The settlements announced on Wednesday by the U.S. Attorney in Connecticut, the U.S. Securities and Exchange Commission and the FBI resolve charges that Jefferies failed to properly supervise traders who cheated clients that took part in a federal program to kick-start bond markets after the 2008 financial crisis.
"Jefferies management in the fixed income division learned of the fraud and did nothing to stop it, let alone report it," FBI special agent in charge of the New Haven, Connecticut unit Patricia Ferrick said in a statement. "Such egregious conduct supports the $25 million dollar penalty and underscores the need to investigate and prosecute all responsible parties."
Richard Khaleel, a Jefferies spokesman, declined to comment. The payout includes $14 million of fines and $11 million of restitution to customers, authorities said.
Now part of Leucadia National Corp, Jefferies agreed to a non-prosecution agreement with U.S. Attorney Deirdre Daly in Connecticut, in exchange for its cooperation and improved oversight of its employees.
Its settlements are among the first to address misconduct in the aftermath of the 2008 financial crisis.
They were announced five days after jurors in New Haven, Connecticut found former Jefferies trader Jesse Litvak guilty on all 15 counts he faced for allegedly defrauding clients on mortgage bond trades.
"Not only did management tolerate these illegal practices, but the culture within the division encouraged the fraudulent conduct," Daly said in a statement. "Our investigation of individuals continues."
LITVAK GUILTY VERDICT
Prosecutors accused Litvak of cheating clients out of more than $2 million from 2009 to 2011 by inflating prices, lying about how much Jefferies paid for bonds, and inventing sellers.

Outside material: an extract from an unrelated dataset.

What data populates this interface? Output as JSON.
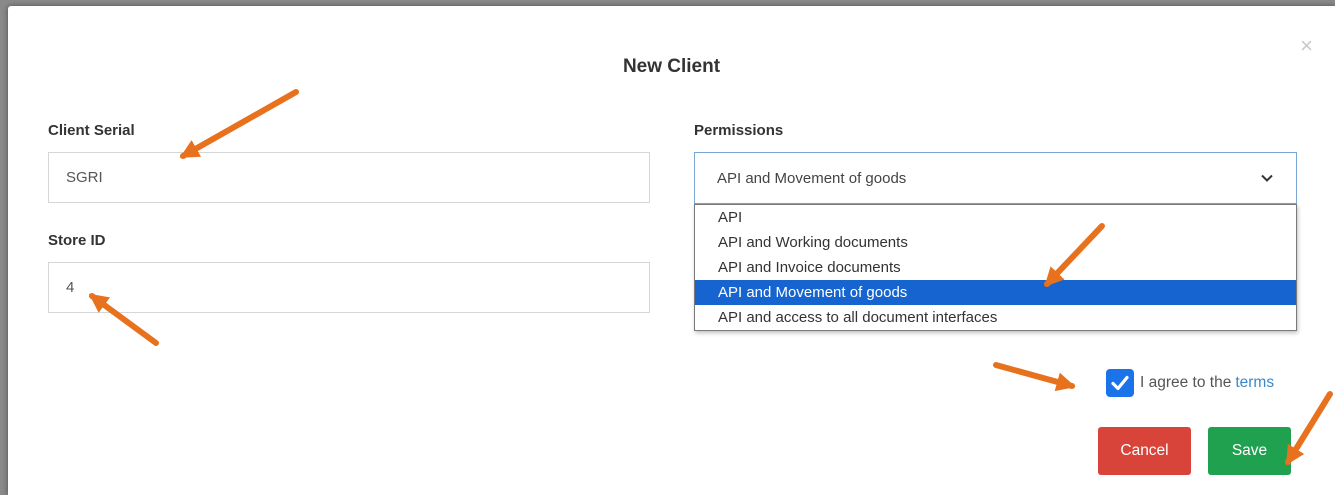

They said the United States was a victim because some clients had traded through an initiative to energize the mortgage bond market, and which was created through the $700 billion bailout known as the Troubled Asset Relief Program,
Lawyers for Litvak said throughout the trial that their client's activity was considered normal at Jefferies and common in the bond industry, and that Jefferies left him alone until a major client objected and threatened to pull its business.
The defendant is expected to appeal his conviction. He had worked in a Jefferies office in Stamford, Connecticut.
In January, the government had disclosed that it was investigating fraud in the trading of residential mortgage-backed securities, including in transactions stemming from the bailout.
The SEC, in papers relating to the civil settlement, said Jefferies had a policy that required supervisors to review traders' communications in order to flag misleading information provided to customers.
But it said these supervisors did not cross-check these communications against actual trades, or review Bloomberg group chats through which some misrepresentations were made.
"Had Jefferies better targeted its supervision to the risks faced by its mortgage-backed securities desk, many of the misstatements made by its employees could have been caught," SEC enforcement director Andrew Ceresney said in a statement.